How Scientists Map Transcription Start Sites

Identifying exactly where transcription begins across the genome requires specialized laboratory techniques. Researchers have developed two broad categories of assays for this purpose. TSS-focused assays, such as CAGE, RAMPAGE, STRIPE-seq, and GRO-cap, specifically enrich for the 5′ ends of newly made RNA molecules, pinpointing the exact nucleotides where transcription initiated. A second category, nascent transcript assays like GRO-seq and PRO-seq, captures RNA that is still being made by actively transcribing polymerases, revealing not just where transcription started but where polymerase is paused or moving along the gene.

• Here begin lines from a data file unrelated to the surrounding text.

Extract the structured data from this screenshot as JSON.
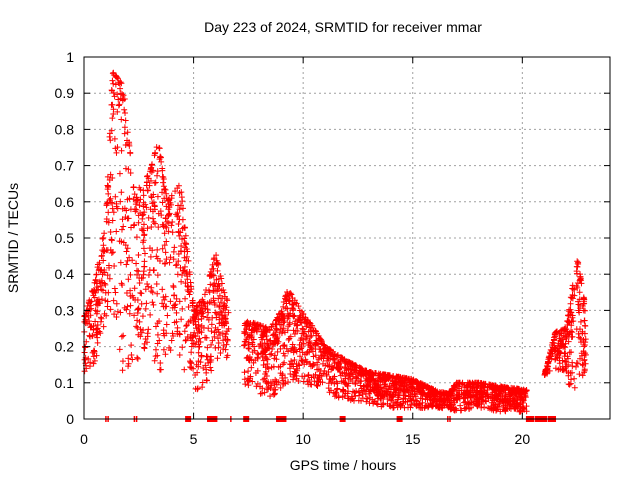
{
  "chart_data": {
    "type": "scatter",
    "title": "Day 223 of 2024, SRMTID for receiver mmar",
    "xlabel": "GPS time / hours",
    "ylabel": "SRMTID / TECUs",
    "xlim": [
      0,
      24
    ],
    "ylim": [
      0,
      1
    ],
    "x_ticks": [
      0,
      5,
      10,
      15,
      20
    ],
    "x_tick_labels": [
      "0",
      "5",
      "10",
      "15",
      "20"
    ],
    "y_ticks": [
      0,
      0.1,
      0.2,
      0.3,
      0.4,
      0.5,
      0.6,
      0.7,
      0.8,
      0.9,
      1
    ],
    "y_tick_labels": [
      "0",
      "0.1",
      "0.2",
      "0.3",
      "0.4",
      "0.5",
      "0.6",
      "0.7",
      "0.8",
      "0.9",
      "1"
    ],
    "grid": true,
    "marker": "plus",
    "series_color": "#ff0000",
    "envelope": {
      "description": "approximate SRMTID envelope over time (hours, TECU)",
      "x": [
        0.0,
        0.5,
        1.0,
        1.3,
        1.8,
        2.3,
        3.0,
        3.4,
        3.8,
        4.4,
        5.0,
        5.5,
        6.0,
        6.4,
        7.0,
        7.5,
        8.5,
        9.0,
        9.3,
        10.0,
        10.5,
        11.0,
        12.0,
        13.0,
        14.0,
        15.0,
        16.0,
        16.6,
        17.0,
        18.0,
        19.0,
        20.2,
        21.0,
        21.5,
        22.0,
        22.5,
        22.9
      ],
      "upper": [
        0.28,
        0.38,
        0.55,
        0.96,
        0.92,
        0.62,
        0.68,
        0.77,
        0.6,
        0.65,
        0.3,
        0.34,
        0.46,
        0.35,
        0.25,
        0.27,
        0.25,
        0.3,
        0.36,
        0.29,
        0.25,
        0.2,
        0.16,
        0.13,
        0.12,
        0.11,
        0.08,
        0.07,
        0.1,
        0.1,
        0.09,
        0.08,
        0.12,
        0.24,
        0.25,
        0.45,
        0.3
      ],
      "lower": [
        0.13,
        0.15,
        0.28,
        0.3,
        0.1,
        0.15,
        0.2,
        0.12,
        0.18,
        0.15,
        0.08,
        0.08,
        0.15,
        0.18,
        0.12,
        0.08,
        0.06,
        0.08,
        0.1,
        0.1,
        0.09,
        0.07,
        0.05,
        0.04,
        0.03,
        0.03,
        0.03,
        0.03,
        0.02,
        0.03,
        0.02,
        0.02,
        0.12,
        0.13,
        0.1,
        0.08,
        0.14
      ]
    },
    "zero_markers": {
      "solid_x": [
        4.75,
        5.75,
        5.85,
        5.95,
        7.4,
        8.9,
        9.1,
        11.8,
        14.4,
        20.3,
        20.4,
        20.7,
        20.8,
        20.9,
        21.0,
        21.3,
        21.4
      ],
      "plus_x": [
        1.0,
        1.1,
        2.3,
        2.4,
        6.7,
        16.6,
        16.7
      ]
    },
    "data_windows": [
      [
        0.0,
        6.6
      ],
      [
        7.3,
        20.2
      ],
      [
        21.0,
        22.9
      ]
    ]
  }
}
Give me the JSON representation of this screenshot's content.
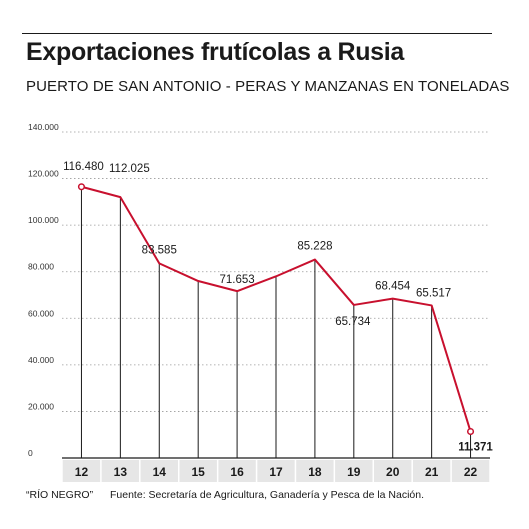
{
  "header": {
    "title": "Exportaciones frutícolas a Rusia",
    "subtitle": "PUERTO DE SAN ANTONIO - PERAS Y MANZANAS EN TONELADAS"
  },
  "footer": {
    "source_outlet": "“RÍO NEGRO”",
    "source_note": "Fuente: Secretaría de Agricultura, Ganadería y Pesca de la Nación."
  },
  "chart_data": {
    "type": "line",
    "categories": [
      "12",
      "13",
      "14",
      "15",
      "16",
      "17",
      "18",
      "19",
      "20",
      "21",
      "22"
    ],
    "values": [
      116480,
      112025,
      83585,
      76000,
      71653,
      78000,
      85228,
      65734,
      68454,
      65517,
      11371
    ],
    "data_labels": [
      "116.480",
      "112.025",
      "83.585",
      "",
      "71.653",
      "",
      "85.228",
      "65.734",
      "68.454",
      "65.517",
      "11.371"
    ],
    "title": "Exportaciones frutícolas a Rusia",
    "subtitle": "PUERTO DE SAN ANTONIO - PERAS Y MANZANAS EN TONELADAS",
    "xlabel": "",
    "ylabel": "",
    "ylim": [
      0,
      140000
    ],
    "yticks": [
      0,
      20000,
      40000,
      60000,
      80000,
      100000,
      120000,
      140000
    ],
    "ytick_labels": [
      "0",
      "20.000",
      "40.000",
      "60.000",
      "80.000",
      "100.000",
      "120.000",
      "140.000"
    ],
    "grid": true,
    "line_color": "#c8102e",
    "axis_band_color": "#e6e6e6",
    "marked_points": [
      "12",
      "22"
    ]
  }
}
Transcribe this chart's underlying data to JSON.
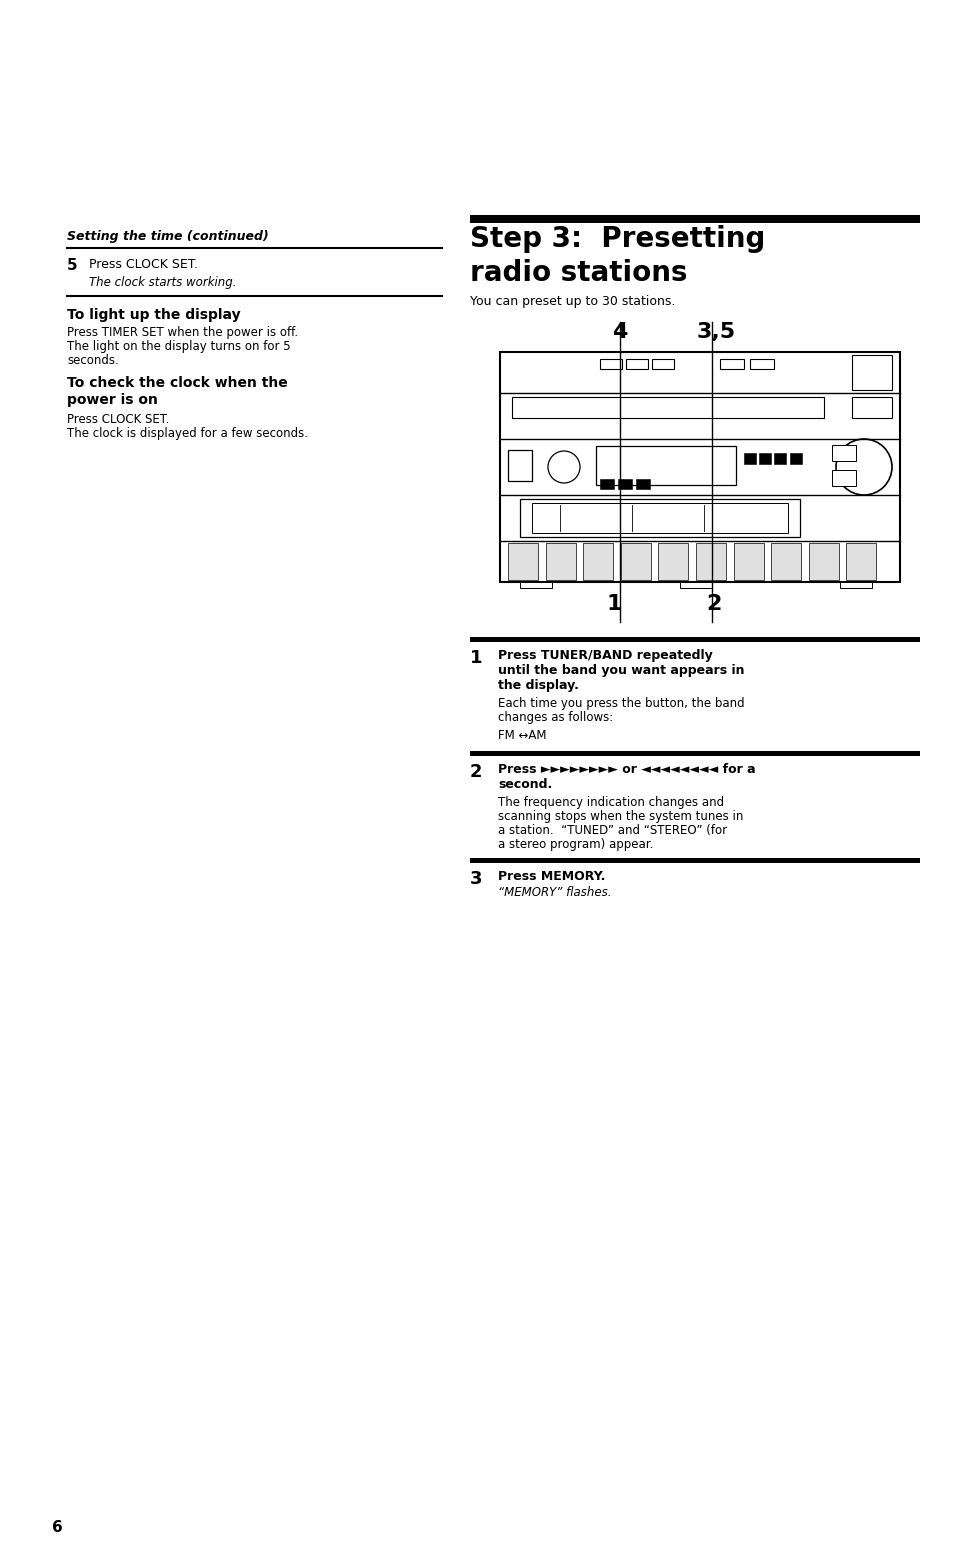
{
  "bg_color": "#ffffff",
  "text_color": "#000000",
  "page_number": "6",
  "left_section_title": "Setting the time (continued)",
  "step5_num": "5",
  "step5_text1": "Press CLOCK SET.",
  "step5_text2": "The clock starts working.",
  "subsection1_title": "To light up the display",
  "subsection1_body1": "Press TIMER SET when the power is off.",
  "subsection1_body2": "The light on the display turns on for 5",
  "subsection1_body3": "seconds.",
  "subsection2_title1": "To check the clock when the",
  "subsection2_title2": "power is on",
  "subsection2_body1": "Press CLOCK SET.",
  "subsection2_body2": "The clock is displayed for a few seconds.",
  "right_section_title1": "Step 3:  Presetting",
  "right_section_title2": "radio stations",
  "right_intro": "You can preset up to 30 stations.",
  "diagram_label_4": "4",
  "diagram_label_35": "3,5",
  "diagram_label_1": "1",
  "diagram_label_2": "2",
  "step1_num": "1",
  "step1_bold1": "Press TUNER/BAND repeatedly",
  "step1_bold2": "until the band you want appears in",
  "step1_bold3": "the display.",
  "step1_normal1": "Each time you press the button, the band",
  "step1_normal2": "changes as follows:",
  "step1_formula": "FM ↔AM",
  "step2_num": "2",
  "step2_bold1": "Press ►►►►►►►► or ◄◄◄◄◄◄◄◄ for a",
  "step2_bold2": "second.",
  "step2_normal1": "The frequency indication changes and",
  "step2_normal2": "scanning stops when the system tunes in",
  "step2_normal3": "a station.  “TUNED” and “STEREO” (for",
  "step2_normal4": "a stereo program) appear.",
  "step3_num": "3",
  "step3_bold1": "Press MEMORY.",
  "step3_normal1": "“MEMORY” flashes."
}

TSS-focused assays are generally more sensitive at detecting initiation events. In one comparison, TSS assays devoted only about 13% of their sequencing reads to gene body regions, while nascent transcript assays allocated roughly 66% of reads there, since they capture polymerases at all stages of elongation. Among TSS assays, GRO-cap detected the highest proportion of known regulatory elements, covering about 87% of experimentally validated enhancers in a benchmark comparison. Databases like the UCSC Genome Browser host tracks of mapped TSS positions across the human genome, allowing researchers to look up the coordinates and confidence scores for start sites of individual genes.